Scenario 2: This course outline is for students familiar with basic mathematical and statistical methods, as covered in module 1. In this case, students may enter either module 2 or 3 directly without attending module 1 first. This results in the following three courses, $2\to 3\to 4$ or $3\to 2\to 4$ or $3\to 4$ (the number refers to the number of the module).

Scenario 3: Students that are already familiar with the mathematical and statistical methods needed to work on problems in Systems Biology and additionally have experience with data from microarray experiments may directly attend module 4. Not only is module 4 presented on an advanced methodological level, but also the biological topics covered are currently extended and improved almost annually. Hence, these topics are at the forefront of contemporary research within systems biology.

5.4. Assessment

The above outline of the modules and their usage corresponds to a sensible organization of a web-based course in systems biology. However, there are certainly alternative formulations possible that may be equally appropriate or even better adapted to the needs of the students. In order to find an optimal course design, it would be necessary to perform comprehensive tests involving students and the assessment of their performance. This would allow to obtain unambiguous information about differences in the course’s structure. In Section 3, we outlined graph-theoretical methods from hypertext learning. Here, we argue that those can be employed to analyze and optimize the design of a web-based course. Once we consider websites within the web-based learning system as hypertext structures, we may use methods from quantitative network analysis [54] to explore the underlying structures (graphs). However, note that the problem of mapping web pages or websites to graphs is not unique and several methods have been proposed to do so [31,55]. After deriving the hypertext graphs, concrete problems to use this apparatus would involve investigating navigational paths induced by different learners. Thus, strategies could be derived whose navigational paths are optimal for a particular learner. For instance, a linear path structure could be best for a learner possessing lower prior knowledge, whereas a hypertext graph structure with higher connectivity (hypertextual paths) could be a better fit for a learner possessing higher prior knowledge. Besides, corpora of graph-based learning patterns characterize the usage of certain course layouts, which may allow to detect the under- or overrepresentation of specific course topics and thus contribute to improve the quality of a web-based course.

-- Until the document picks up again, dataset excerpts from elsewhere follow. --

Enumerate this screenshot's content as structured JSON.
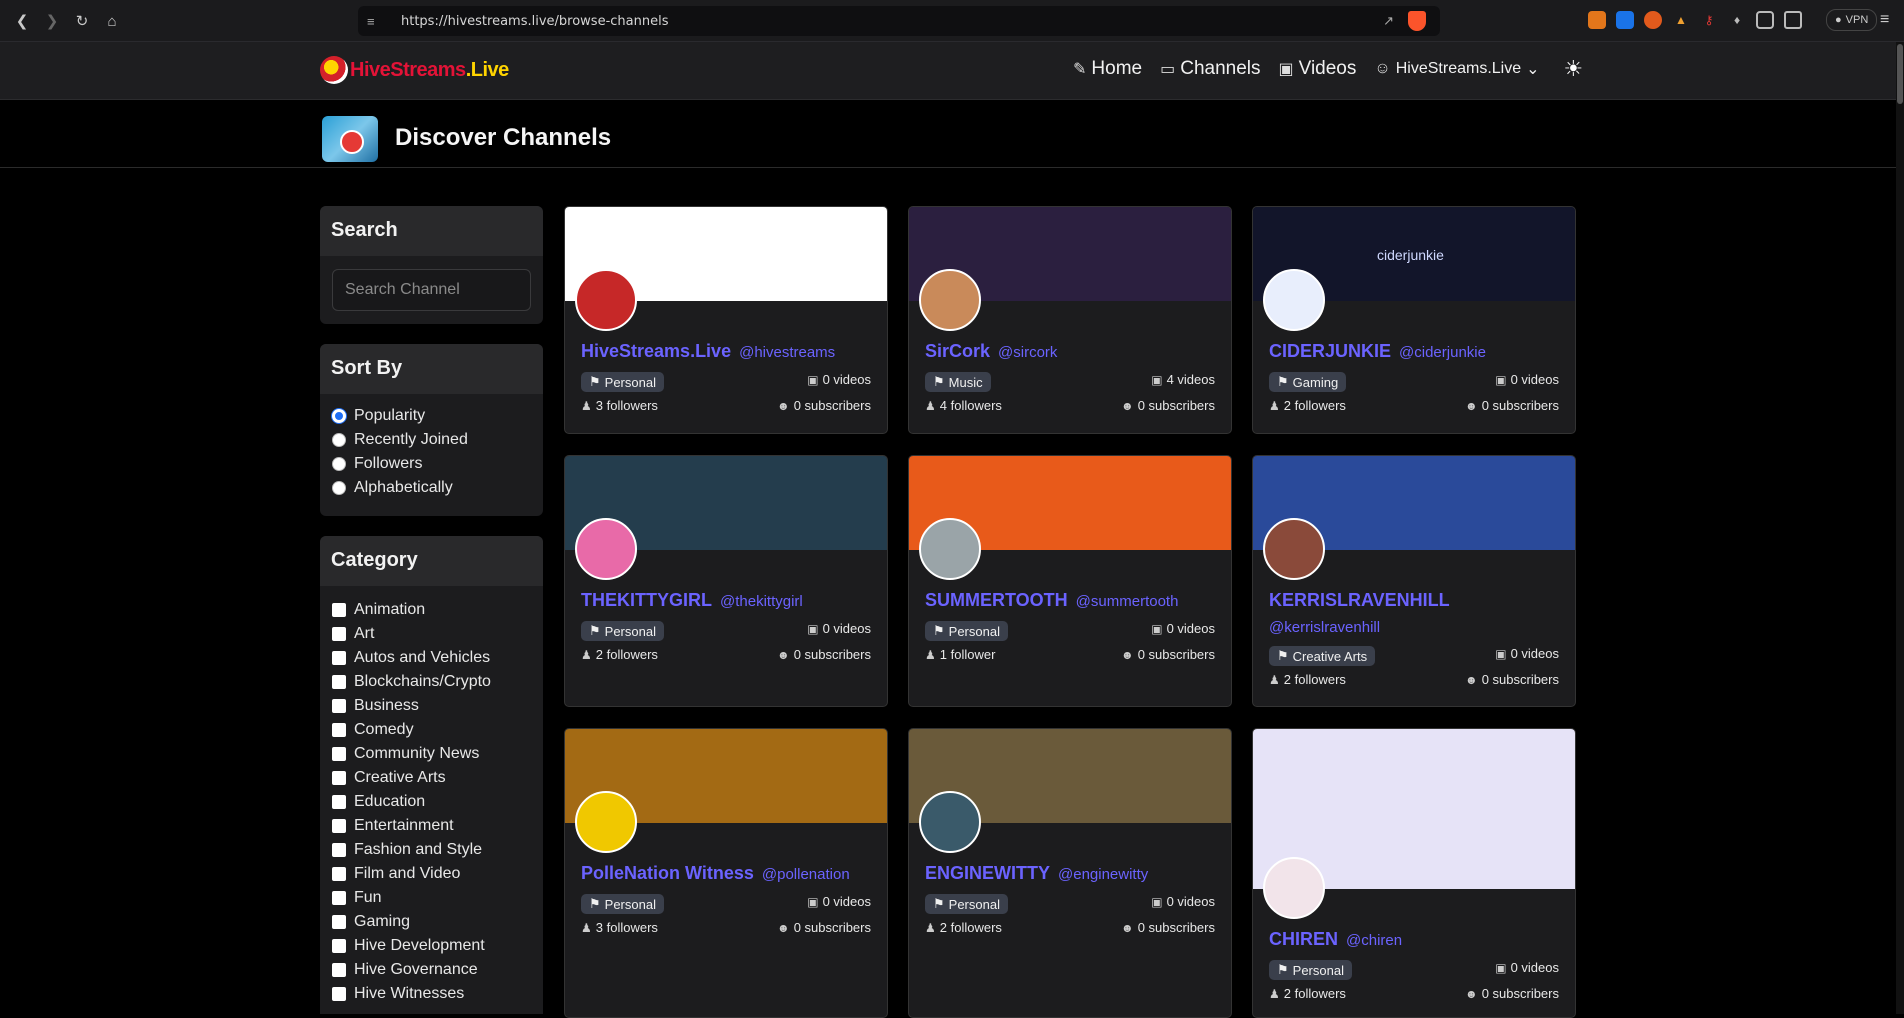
{
  "browser": {
    "url": "https://hivestreams.live/browse-channels",
    "vpn_label": "VPN"
  },
  "header": {
    "logo_part1": "HiveStreams",
    "logo_part2": ".Live",
    "nav": [
      {
        "label": "Home",
        "icon": "edit-icon"
      },
      {
        "label": "Channels",
        "icon": "cast-icon"
      },
      {
        "label": "Videos",
        "icon": "video-icon"
      }
    ],
    "user_label": "HiveStreams.Live"
  },
  "page": {
    "title": "Discover Channels"
  },
  "sidebar": {
    "search": {
      "heading": "Search",
      "placeholder": "Search Channel"
    },
    "sort": {
      "heading": "Sort By",
      "options": [
        "Popularity",
        "Recently Joined",
        "Followers",
        "Alphabetically"
      ],
      "selected": "Popularity"
    },
    "category": {
      "heading": "Category",
      "options": [
        "Animation",
        "Art",
        "Autos and Vehicles",
        "Blockchains/Crypto",
        "Business",
        "Comedy",
        "Community News",
        "Creative Arts",
        "Education",
        "Entertainment",
        "Fashion and Style",
        "Film and Video",
        "Fun",
        "Gaming",
        "Hive Development",
        "Hive Governance",
        "Hive Witnesses"
      ]
    }
  },
  "channels": [
    {
      "name": "HiveStreams.Live",
      "handle": "@hivestreams",
      "category": "Personal",
      "videos": "0 videos",
      "followers": "3 followers",
      "subscribers": "0 subscribers",
      "banner_color": "#ffffff",
      "avatar_color": "#c62828"
    },
    {
      "name": "SirCork",
      "handle": "@sircork",
      "category": "Music",
      "videos": "4 videos",
      "followers": "4 followers",
      "subscribers": "0 subscribers",
      "banner_color": "#2b1f3f",
      "avatar_color": "#c98a5a"
    },
    {
      "name": "CIDERJUNKIE",
      "handle": "@ciderjunkie",
      "category": "Gaming",
      "videos": "0 videos",
      "followers": "2 followers",
      "subscribers": "0 subscribers",
      "banner_color": "#12152a",
      "banner_text": "ciderjunkie",
      "avatar_color": "#e8eefc"
    },
    {
      "name": "THEKITTYGIRL",
      "handle": "@thekittygirl",
      "category": "Personal",
      "videos": "0 videos",
      "followers": "2 followers",
      "subscribers": "0 subscribers",
      "banner_color": "#243d4d",
      "avatar_color": "#e86aa8"
    },
    {
      "name": "SUMMERTOOTH",
      "handle": "@summertooth",
      "category": "Personal",
      "videos": "0 videos",
      "followers": "1 follower",
      "subscribers": "0 subscribers",
      "banner_color": "#e85a1a",
      "avatar_color": "#9aa4a8"
    },
    {
      "name": "KERRISLRAVENHILL",
      "handle": "@kerrislravenhill",
      "category": "Creative Arts",
      "videos": "0 videos",
      "followers": "2 followers",
      "subscribers": "0 subscribers",
      "banner_color": "#2a4a9a",
      "avatar_color": "#8a4a3a"
    },
    {
      "name": "PolleNation Witness",
      "handle": "@pollenation",
      "category": "Personal",
      "videos": "0 videos",
      "followers": "3 followers",
      "subscribers": "0 subscribers",
      "banner_color": "#a36a14",
      "avatar_color": "#f0c800"
    },
    {
      "name": "ENGINEWITTY",
      "handle": "@enginewitty",
      "category": "Personal",
      "videos": "0 videos",
      "followers": "2 followers",
      "subscribers": "0 subscribers",
      "banner_color": "#6a5a3a",
      "avatar_color": "#3a5a6a"
    },
    {
      "name": "CHIREN",
      "handle": "@chiren",
      "category": "Personal",
      "videos": "0 videos",
      "followers": "2 followers",
      "subscribers": "0 subscribers",
      "banner_color": "#e6e3f7",
      "avatar_color": "#f2e4ea"
    }
  ]
}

For instance, it could be interesting to determine which navigational paths are recommended for which learner (e.g., linear, well-structured for low-achievers/lower prior knowledge, more hypertextual paths for high-achievers/higher prior knowledge).

6. Conclusions

In this paper, we investigated the conceptual design of a web-based course for educating students in systems biology. We started by discussing learning strategies to root our problem theoretically. Then, we briefly explained some interrelations between web-based learning systems and hypertextual (learning) patterns representing graphs. Because one can infer graphs from web pages, websites or usage pattern, see [31], several methods have been explored for investigating the relatedness between structural features of hypertext patterns and the behavior of a learner. In the future, it might be interesting to examine such graphs when using a concrete platform to implement our proposed modules. A typical problem would be then to evaluate certain features of hypertextual patterns such as linearity or hierarchy types and correlate them to other characteristics appearing while learning (e.g., learning performance). As mentioned, future attention should also be drawn to perform tests for assessing the performance of students when using the proposed modules. Moreover, tests will be needed to tackle the challenging problem of choosing a specific web-based platform that is best for the learner and our particular problem area.